Plus, the operations were not exactly environmentally friendly. "Back in the 1990s the plant was sending 850 gallons of wastewater per minute down a pipeline into evaporation ponds," Burba notes. "It was a devil's mixture because of the chemistry they employed." In addition, the rare earths at Mountain Pass are mixed with radioactive thorium, requiring special care in handling and disposal.
The whole slew of rare earth elements are a challenge to separate because of their chemical similarity—and they are never found alone. "The challenge with rare earths is they always occur together," GE's Iorio explains. "There are processing costs to separate them out from each other."
Regardless, the Chinese National Offshore Oil Corp. (CNOOC) wanted to purchase Unocal—and its California rare earth asset—in 2005, a move the U.S. military blocked, according to Burba. Now Molycorp wants to restart operations by 2012 using a new process, which will require Molycorp to essentially rebuild the entire operation at a cost of $500 million.
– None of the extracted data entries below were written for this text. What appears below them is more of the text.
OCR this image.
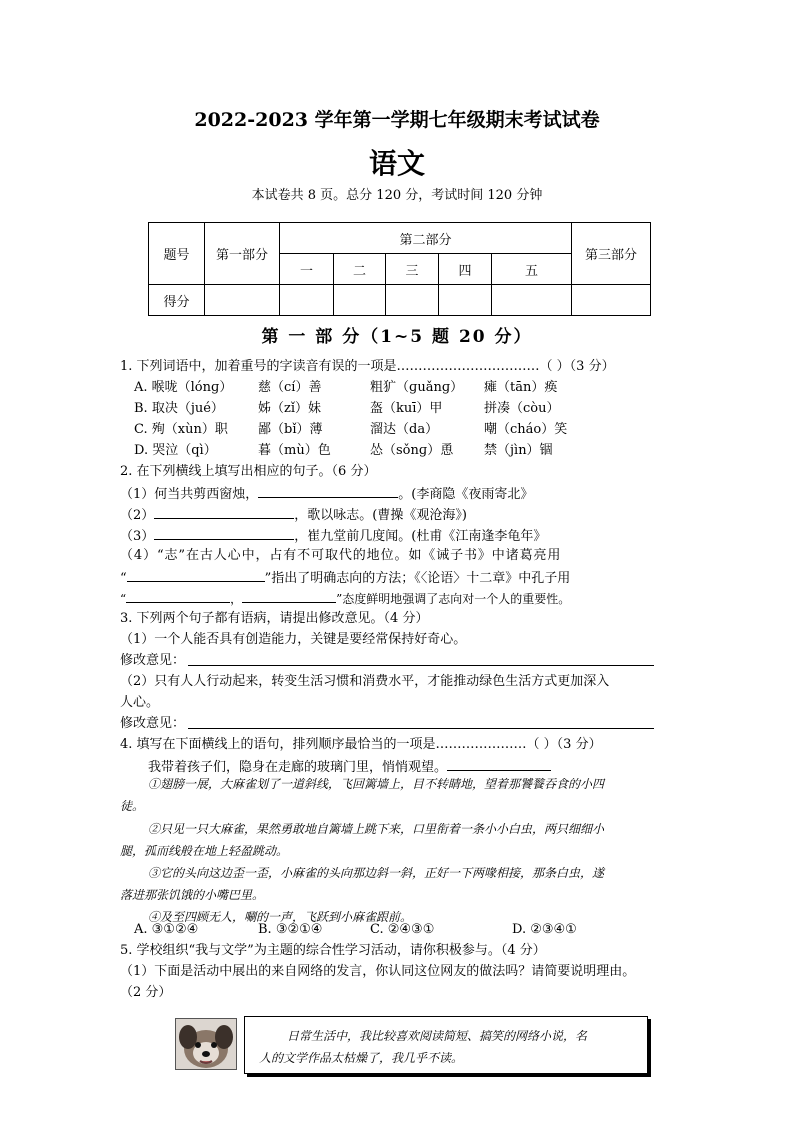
2022-2023 学年第一学期七年级期末考试试卷
语文
本试卷共 8 页。总分 120 分，考试时间 120 分钟
题号	第一部分	第二部分					第三部分
		一	二	三	四	五	
得分							
第 一 部 分（1~5 题 20 分）
1. 下列词语中，加着重号的字读音有误的一项是……………………………（ ）（3 分）
A. 喉咙（lónɡ） 慈（cí）善	粗犷（ɡuǎnɡ） 瘫（tān）痪
B. 取决（jué）	姊（zǐ）妹	盔（kuī）甲	拼凑（còu）
C. 殉（xùn）职 鄙（bǐ）薄	溜达（da）	嘲（cháo）笑
D. 哭泣（qì）	暮（mù）色	怂（sǒnɡ）恿 禁（jìn）锢
2. 在下列横线上填写出相应的句子。（6 分）
（1）何当共剪西窗烛，	。(李商隐《夜雨寄北》
（2）	，歌以咏志。(曹操《观沧海》)
（3）	，崔九堂前几度闻。(杜甫《江南逢李龟年》
（4）“志”在古人心中，占有不可取代的地位。如《诫子书》中诸葛亮用
“	”指出了明确志向的方法；《〈论语〉十二章》中孔子用
“	，	”态度鲜明地强调了志向对一个人的重要性。
3. 下列两个句子都有语病，请提出修改意见。（4 分）
（1）一个人能否具有创造能力，关键是要经常保持好奇心。
修改意见：
（2）只有人人行动起来，转变生活习惯和消费水平，才能推动绿色生活方式更加深入
人心。
修改意见：
4. 填写在下面横线上的语句，排列顺序最恰当的一项是…………………（ ）（3 分）
我带着孩子们，隐身在走廊的玻璃门里，悄悄观望。
①翅膀一展，大麻雀划了一道斜线，飞回篱墙上，目不转睛地，望着那饕餮吞食的小四
徒。
②只见一只大麻雀，果然勇敢地自篱墙上跳下来，口里衔着一条小小白虫，两只细细小
腿，孤而线般在地上轻盈跳动。
③它的头向这边歪一歪，小麻雀的头向那边斜一斜，正好一下两喙相接，那条白虫，遂
落进那张饥饿的小嘴巴里。
④及至四顾无人，唰的一声，飞跃到小麻雀跟前。
A. ③①②④	B. ③②①④	C. ②④③①	D. ②③④①
5. 学校组织“我与文学”为主题的综合性学习活动，请你积极参与。（4 分）
（1）下面是活动中展出的来自网络的发言，你认同这位网友的做法吗？请简要说明理由。
（2 分）
日常生活中，我比较喜欢阅读简短、搞笑的网络小说，名
人的文学作品太枯燥了，我几乎不读。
The process employs a strong acid and a base to separate the rare earths—the so-called chlor–alkali solvent extraction method—but it still will not produce pure rare earths; rather it will yield oxides of cerium, lanthanum, praseodymium and neodymium.
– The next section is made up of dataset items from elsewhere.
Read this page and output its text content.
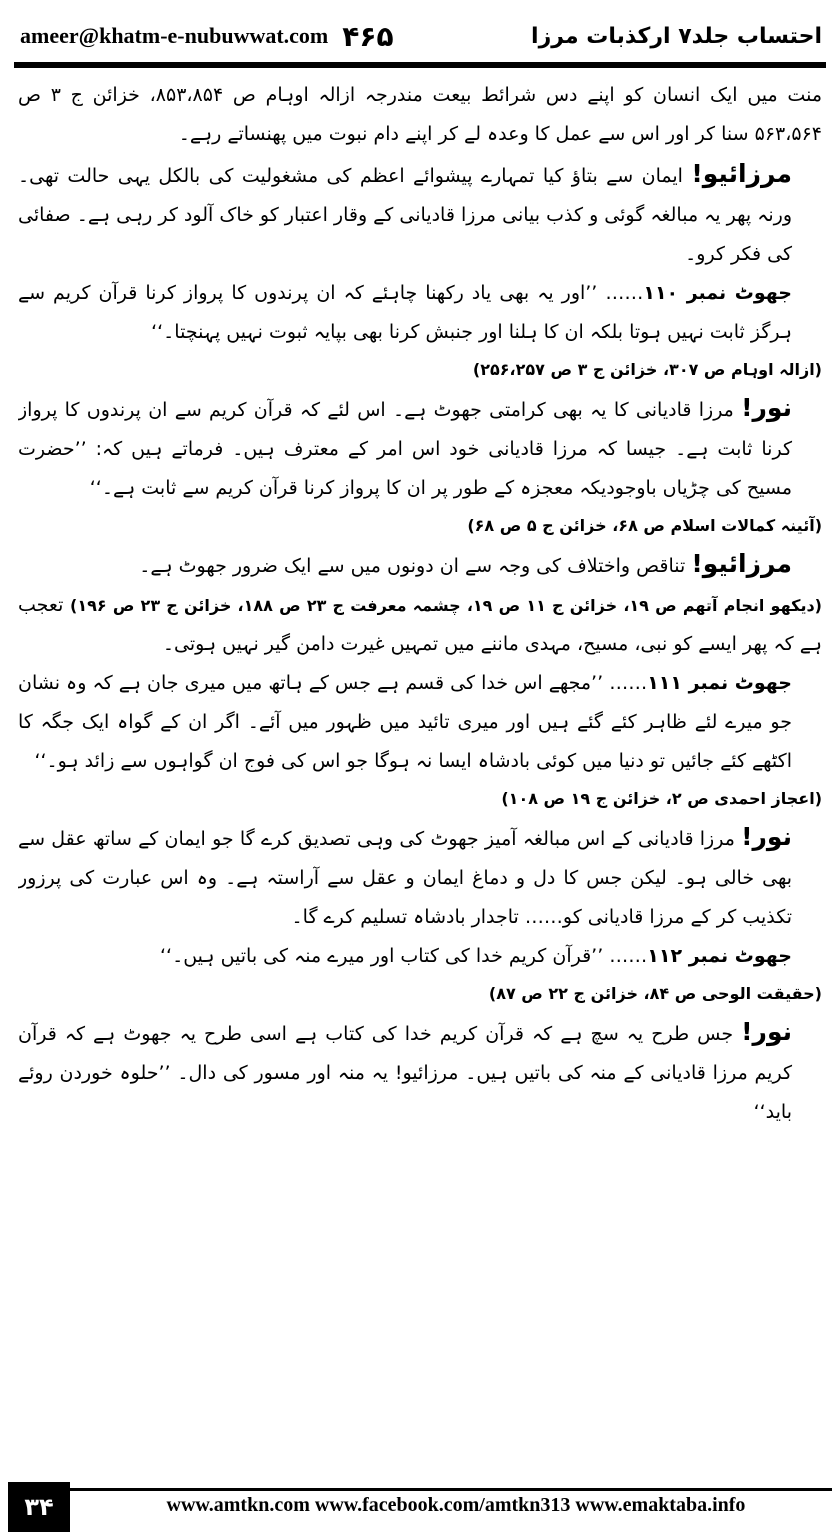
ameer@khatm-e-nubuwwat.com ۴۶۵	احتساب جلد۷ ارکذبات مرزا

منت میں ایک انسان کو اپنے دس شرائط بیعت مندرجہ ازالہ اوہام ص ۸۵۳،۸۵۴، خزائن ج ۳ ص ۵۶۳،۵۶۴ سنا کر اور اس سے عمل کا وعدہ لے کر اپنے دام نبوت میں پھنساتے رہے۔

مرزائیو! ایمان سے بتاؤ کیا تمہارے پیشوائے اعظم کی مشغولیت کی بالکل یہی حالت تھی۔ ورنہ پھر یہ مبالغہ گوئی و کذب بیانی مرزا قادیانی کے وقار اعتبار کو خاک آلود کر رہی ہے۔ صفائی کی فکر کرو۔

جھوٹ نمبر ۱۱۰…… ’’اور یہ بھی یاد رکھنا چاہئے کہ ان پرندوں کا پرواز کرنا قرآن کریم سے ہرگز ثابت نہیں ہوتا بلکہ ان کا ہلنا اور جنبش کرنا بھی بپایہ ثبوت نہیں پہنچتا۔‘‘

(ازالہ اوہام ص ۳۰۷، خزائن ج ۳ ص ۲۵۶،۲۵۷)

نور! مرزا قادیانی کا یہ بھی کرامتی جھوٹ ہے۔ اس لئے کہ قرآن کریم سے ان پرندوں کا پرواز کرنا ثابت ہے۔ جیسا کہ مرزا قادیانی خود اس امر کے معترف ہیں۔ فرماتے ہیں کہ: ’’حضرت مسیح کی چڑیاں باوجودیکہ معجزہ کے طور پر ان کا پرواز کرنا قرآن کریم سے ثابت ہے۔‘‘

(آئینہ کمالات اسلام ص ۶۸، خزائن ج ۵ ص ۶۸)

مرزائیو! تناقص واختلاف کی وجہ سے ان دونوں میں سے ایک ضرور جھوٹ ہے۔

(دیکھو انجام آتھم ص ۱۹، خزائن ج ۱۱ ص ۱۹، چشمہ معرفت ج ۲۳ ص ۱۸۸، خزائن ج ۲۳ ص ۱۹۶) تعجب ہے کہ پھر ایسے کو نبی، مسیح، مہدی ماننے میں تمہیں غیرت دامن گیر نہیں ہوتی۔

جھوٹ نمبر ۱۱۱…… ’’مجھے اس خدا کی قسم ہے جس کے ہاتھ میں میری جان ہے کہ وہ نشان جو میرے لئے ظاہر کئے گئے ہیں اور میری تائید میں ظہور میں آئے۔ اگر ان کے گواہ ایک جگہ کا اکٹھے کئے جائیں تو دنیا میں کوئی بادشاہ ایسا نہ ہوگا جو اس کی فوج ان گواہوں سے زائد ہو۔‘‘

(اعجاز احمدی ص ۲، خزائن ج ۱۹ ص ۱۰۸)

نور! مرزا قادیانی کے اس مبالغہ آمیز جھوٹ کی وہی تصدیق کرے گا جو ایمان کے ساتھ عقل سے بھی خالی ہو۔ لیکن جس کا دل و دماغ ایمان و عقل سے آراستہ ہے۔ وہ اس عبارت کی پرزور تکذیب کر کے مرزا قادیانی کو…… تاجدار بادشاہ تسلیم کرے گا۔

جھوٹ نمبر ۱۱۲…… ’’قرآن کریم خدا کی کتاب اور میرے منہ کی باتیں ہیں۔‘‘

(حقیقت الوحی ص ۸۴، خزائن ج ۲۲ ص ۸۷)

نور! جس طرح یہ سچ ہے کہ قرآن کریم خدا کی کتاب ہے اسی طرح یہ جھوٹ ہے کہ قرآن کریم مرزا قادیانی کے منہ کی باتیں ہیں۔ مرزائیو! یہ منہ اور مسور کی دال۔ ’’حلوہ خوردن روئے باید‘‘

۳۴	www.amtkn.com www.facebook.com/amtkn313 www.emaktaba.info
In essence, Mountain Pass will become a chemical plant, sucking up electricity and steam from an on-site natural gas–fired boiler. In addition, the wastewater of the process will be recycled back to produce the strong acid and base necessary to start the process all over again—hydrochloric acid and sodium hydroxide. "Mining is a very small part of our operation," Burba says, noting that mining the ore containing the rare earths is only 10 percent of his company's cost. "The vast majority of what we do is advanced chemistry."
Of course, there will still be by-products—such as the residual ore, or tailings, from the mining and separation as well as calcium carbonate, magnesium carbonate and magnesium hydroxide from the chemical process, along with that pesky thorium. But the primary salt from the chlor–alkali process is sodium chloride (otherwise known as table salt), which will be recycled back into the process using some of the steam generated on site and use to make new acid and base using a chlor-alkali unit. "It's a big saltwater loop," Burba explains. "Our water consumption is 10 percent or less of what had been done historically at this site."
By next year, the site hopes to produce 2.7 million kilograms of rare earth oxides a year—separating the elements from the ore using a liquid ion-exchange process. By 2015, they hope to be at full production, producing 18 million kilograms of various rare earth oxides a year. "We have greater than 30 years of mining capacity at 40 million pounds per year," Burba says.
But that only represents 6 percent of the present global market, which is still growing. The U.S. Government Accountability Office estimates it will take seven to 15 years to find new rare earth deposits, build the infrastructure to process them, and make them available to manufacturers. "This is not like going out and panning for gold," Burba notes. "This processing requires a huge amount of chemical processing. You have to have good infrastructure."